The guy above is right. If Android is the next Windows 95, which brings all manufacturers under it (I believe it is), then no matter whether Nokia likes it or not, choosing another OS would kill it, once it fails.
By the time Nokia helps WP7 capture 10% of the smartphone market, let's say by end of 2012, Android will reach 50-60%. There's no way WP7 can fight that back once Android reaches there.
The inevitable conclusion is that Microsoft is not playing to win. It's playing to create confusion in the mobile market so that its disruption of the PC market - and of its most profitable product lines - takes longer to happen.
When I said "ecosystem" I meant a modern mobile platform with all the pieces needed to compete in the current market. Yes, they don't have mobile users right now, but they will be able to graft users from other markets that they own. The phone world can't be completely separated from other platforms.
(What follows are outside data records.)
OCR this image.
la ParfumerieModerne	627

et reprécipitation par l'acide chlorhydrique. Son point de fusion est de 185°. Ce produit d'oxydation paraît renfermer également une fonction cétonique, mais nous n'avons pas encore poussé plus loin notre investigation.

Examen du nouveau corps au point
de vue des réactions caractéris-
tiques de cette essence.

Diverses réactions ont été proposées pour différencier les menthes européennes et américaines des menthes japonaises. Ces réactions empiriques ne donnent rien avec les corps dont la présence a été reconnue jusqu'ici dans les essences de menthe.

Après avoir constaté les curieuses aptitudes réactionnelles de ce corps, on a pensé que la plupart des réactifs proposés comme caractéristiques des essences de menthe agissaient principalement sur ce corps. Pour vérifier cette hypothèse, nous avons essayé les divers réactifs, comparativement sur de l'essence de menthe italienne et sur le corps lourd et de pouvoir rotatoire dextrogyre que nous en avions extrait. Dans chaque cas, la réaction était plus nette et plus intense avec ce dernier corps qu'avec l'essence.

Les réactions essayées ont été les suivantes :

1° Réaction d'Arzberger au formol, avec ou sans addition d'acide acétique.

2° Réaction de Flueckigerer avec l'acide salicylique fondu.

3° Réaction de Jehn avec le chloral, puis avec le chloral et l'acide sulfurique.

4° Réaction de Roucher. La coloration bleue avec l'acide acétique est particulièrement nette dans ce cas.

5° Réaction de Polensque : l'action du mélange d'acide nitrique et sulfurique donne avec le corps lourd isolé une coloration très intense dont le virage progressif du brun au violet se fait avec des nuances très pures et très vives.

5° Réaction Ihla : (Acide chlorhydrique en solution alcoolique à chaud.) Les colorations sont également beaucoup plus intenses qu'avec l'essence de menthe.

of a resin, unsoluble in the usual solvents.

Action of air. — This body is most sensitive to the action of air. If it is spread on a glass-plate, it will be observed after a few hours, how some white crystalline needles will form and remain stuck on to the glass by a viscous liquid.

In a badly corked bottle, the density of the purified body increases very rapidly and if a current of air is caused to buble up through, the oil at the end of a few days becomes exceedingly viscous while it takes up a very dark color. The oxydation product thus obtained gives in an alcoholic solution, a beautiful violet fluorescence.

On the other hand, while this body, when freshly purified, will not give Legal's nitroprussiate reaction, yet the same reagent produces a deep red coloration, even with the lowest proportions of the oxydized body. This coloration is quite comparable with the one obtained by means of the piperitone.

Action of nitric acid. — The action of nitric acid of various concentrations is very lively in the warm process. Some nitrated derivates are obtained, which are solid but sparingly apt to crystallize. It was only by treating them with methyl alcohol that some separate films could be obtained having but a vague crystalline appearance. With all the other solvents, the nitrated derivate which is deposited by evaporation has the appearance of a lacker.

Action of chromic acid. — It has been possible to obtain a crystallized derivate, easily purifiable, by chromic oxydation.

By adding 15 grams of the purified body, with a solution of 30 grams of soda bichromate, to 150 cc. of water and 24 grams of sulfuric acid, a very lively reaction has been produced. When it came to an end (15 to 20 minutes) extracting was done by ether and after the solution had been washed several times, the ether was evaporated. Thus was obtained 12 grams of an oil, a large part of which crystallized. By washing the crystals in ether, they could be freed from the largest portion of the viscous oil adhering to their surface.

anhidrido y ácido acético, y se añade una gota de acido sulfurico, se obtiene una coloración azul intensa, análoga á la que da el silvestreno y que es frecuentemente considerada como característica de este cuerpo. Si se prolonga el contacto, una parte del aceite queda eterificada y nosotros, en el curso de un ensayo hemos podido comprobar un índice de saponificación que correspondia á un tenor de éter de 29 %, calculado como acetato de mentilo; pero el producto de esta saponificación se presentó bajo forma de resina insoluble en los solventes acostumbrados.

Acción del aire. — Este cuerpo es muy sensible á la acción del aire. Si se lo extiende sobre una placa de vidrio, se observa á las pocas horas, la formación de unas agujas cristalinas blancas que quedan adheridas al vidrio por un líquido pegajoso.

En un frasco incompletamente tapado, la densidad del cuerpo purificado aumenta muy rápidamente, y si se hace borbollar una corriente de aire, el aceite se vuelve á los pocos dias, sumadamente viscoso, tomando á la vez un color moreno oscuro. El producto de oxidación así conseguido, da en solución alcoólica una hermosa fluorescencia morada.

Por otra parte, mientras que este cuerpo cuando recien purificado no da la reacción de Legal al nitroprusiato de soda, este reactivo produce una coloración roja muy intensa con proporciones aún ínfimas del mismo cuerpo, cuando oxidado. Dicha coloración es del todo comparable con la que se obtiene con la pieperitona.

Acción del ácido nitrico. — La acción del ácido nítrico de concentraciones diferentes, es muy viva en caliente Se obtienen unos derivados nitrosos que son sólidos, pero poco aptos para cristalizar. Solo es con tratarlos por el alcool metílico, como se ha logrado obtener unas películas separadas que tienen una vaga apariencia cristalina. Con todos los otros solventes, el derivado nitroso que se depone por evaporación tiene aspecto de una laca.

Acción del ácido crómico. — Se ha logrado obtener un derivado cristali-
Its staggering to think of how many resources nokia have, and how little and slowly they've innovated. Nokia has been falling behind for a long time. One thing I always found disheartening was their desire to compete against themselves, and ignore others, as illustrated by them releasing an older version of symbian for their business phones, while using the new symbian for their media phones, but it seemed there was no place to get 'the best' nokia. It was always a choice, but one that didn't seem to have an easily identifiable consumer flagship. Just N's and E's and everything in between.